Coffee futures soar as Brazil cuts harvest hopes
Coffee futures soared after Brazil slashed its estimate for its drought-hit coffee crop, saying its harvest will, for the first time since the 1990s, fall for two successive years – and may fall for a third.
Arabica coffee for July delivery jumped to 197.75 cents a pound in New York before easing back to close at 196.80 cents a pound, a gain of 6.8%, rising back above the contract's 10-day and 50-day moving averages.
In London, robusta coffee for July closed 2.3% higher at $2,138 a tonne, ending back above its 10-, 20-day and 50-day moving averages.
While futures rose in early deals - helped by a forecast by analyst Judy Ganes-Chase to Agrimoney.com of a rise in arabica prices to 300 cents a pound - the rally gained pace after Brazil's official Conab crop bureau cut its estimate for domestic production to 44.57m bags.
"The somewhat-oversold arabica market was looking for a bullish input, and Conab provided it," said Citigroup analyst Sterling Smith.
The downgrade, from a forecast in January of a harvest of 46.53m-50.15m bags, leaves the country - for which 2014 is an "on" year in its cycle of higher and lower production years – looking at a drop of 9.3% in output.
Not since 1995 has Brazil recorded a second successive drop in coffee production.
'Serious damage'
Conab attributed the drop in production primarily to the "severe drought recorded in early 2014" in much of Brazil, as well as heavy tree pruning by farmers, who viewed the low coffee prices last year as a reason to take a production pause and invigorate plantations.
The main arabica coffee growing state of Minas Gerais took the brunt of the downgrade, with the harvest pegged at 22.99m bags, well below a previous estimate of 25.88m-27.40m bags.

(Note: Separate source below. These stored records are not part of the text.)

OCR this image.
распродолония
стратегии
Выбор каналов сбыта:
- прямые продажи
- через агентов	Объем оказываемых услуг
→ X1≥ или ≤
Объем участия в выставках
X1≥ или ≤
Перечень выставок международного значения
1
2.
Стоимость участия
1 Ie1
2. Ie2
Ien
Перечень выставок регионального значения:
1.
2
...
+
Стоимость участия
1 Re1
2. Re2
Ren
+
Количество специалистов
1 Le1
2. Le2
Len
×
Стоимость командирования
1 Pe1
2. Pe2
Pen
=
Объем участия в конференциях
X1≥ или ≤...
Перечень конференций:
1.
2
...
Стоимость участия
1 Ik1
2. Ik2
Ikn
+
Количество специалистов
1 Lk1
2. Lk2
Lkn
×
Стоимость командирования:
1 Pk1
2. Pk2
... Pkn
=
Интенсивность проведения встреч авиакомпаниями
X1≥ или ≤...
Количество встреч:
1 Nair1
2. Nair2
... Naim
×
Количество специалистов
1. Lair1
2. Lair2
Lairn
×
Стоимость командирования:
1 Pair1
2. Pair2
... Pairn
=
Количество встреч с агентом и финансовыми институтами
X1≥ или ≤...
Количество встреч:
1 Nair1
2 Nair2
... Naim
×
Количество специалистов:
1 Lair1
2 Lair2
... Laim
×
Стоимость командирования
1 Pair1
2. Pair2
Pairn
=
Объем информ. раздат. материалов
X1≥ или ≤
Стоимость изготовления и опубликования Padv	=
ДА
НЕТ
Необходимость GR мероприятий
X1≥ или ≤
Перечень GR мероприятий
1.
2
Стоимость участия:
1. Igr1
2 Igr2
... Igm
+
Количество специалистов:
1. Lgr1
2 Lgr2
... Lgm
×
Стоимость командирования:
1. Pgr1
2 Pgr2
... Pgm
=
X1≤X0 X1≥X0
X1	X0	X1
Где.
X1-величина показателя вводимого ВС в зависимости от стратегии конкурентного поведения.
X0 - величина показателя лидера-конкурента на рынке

Rains in December were followed by a "long and severe drought during the first quarter of 2014, throughout the state", Conab said, adding that the lack of rain and high temperatures caused "serious damage" to crops coming at the crop-filling stage "that defines size, weight and bean quality".
Although "moderate" rains had returned in March, the amount was not viewed as sufficient to reverse the water deficit or crop losses, although it had enabled applications of fertilizers, which rely on moisture for being taken into plants.
Better for robusta
However, output declines in some other states were far less severe, with the forecasts for production in Bahia and Sao Paulo falling within the range of Conab estimates in January, if at the lower end.
The crop in Espirito Santo, Brazil's top robusta growing state, was pegged at 12.21m bags, at the upper end of the initial estimate range of 11.41m-12.61m bags.
The state's robusta crop was seen rising by 13.9% year on year to 9.35m bags, helped by "favourable climatic conditions, especially in the northern region of the state".
In fact, Espirito Santo crops "have potential for greater production", although the lower and volatile prices for much of the season "have led many producers to decrease fertilizer applications".
Prospects for 2015
Conab also highlighted the damage done by drought to arabica potential for next year, in stunting the growth of new vegetation on which the 2015 crop will be borne.
The lack of rainfall had "possibly compromised 2015 crop production", with low vegetative growth "found in much of the coffee crop".
"Next year's harvest will at best be stable with this crop, but could be less," said Janio Zeferino, director of coffee at Brazil's agriculture ministry, echoing the warning earlier from Ms Ganes-Chase.
Brazil's woes mean coffee rally has much further to go
If the jump of more than 60% in arabica coffee prices so far this year seems extreme, well, you ain't seen nothing yet.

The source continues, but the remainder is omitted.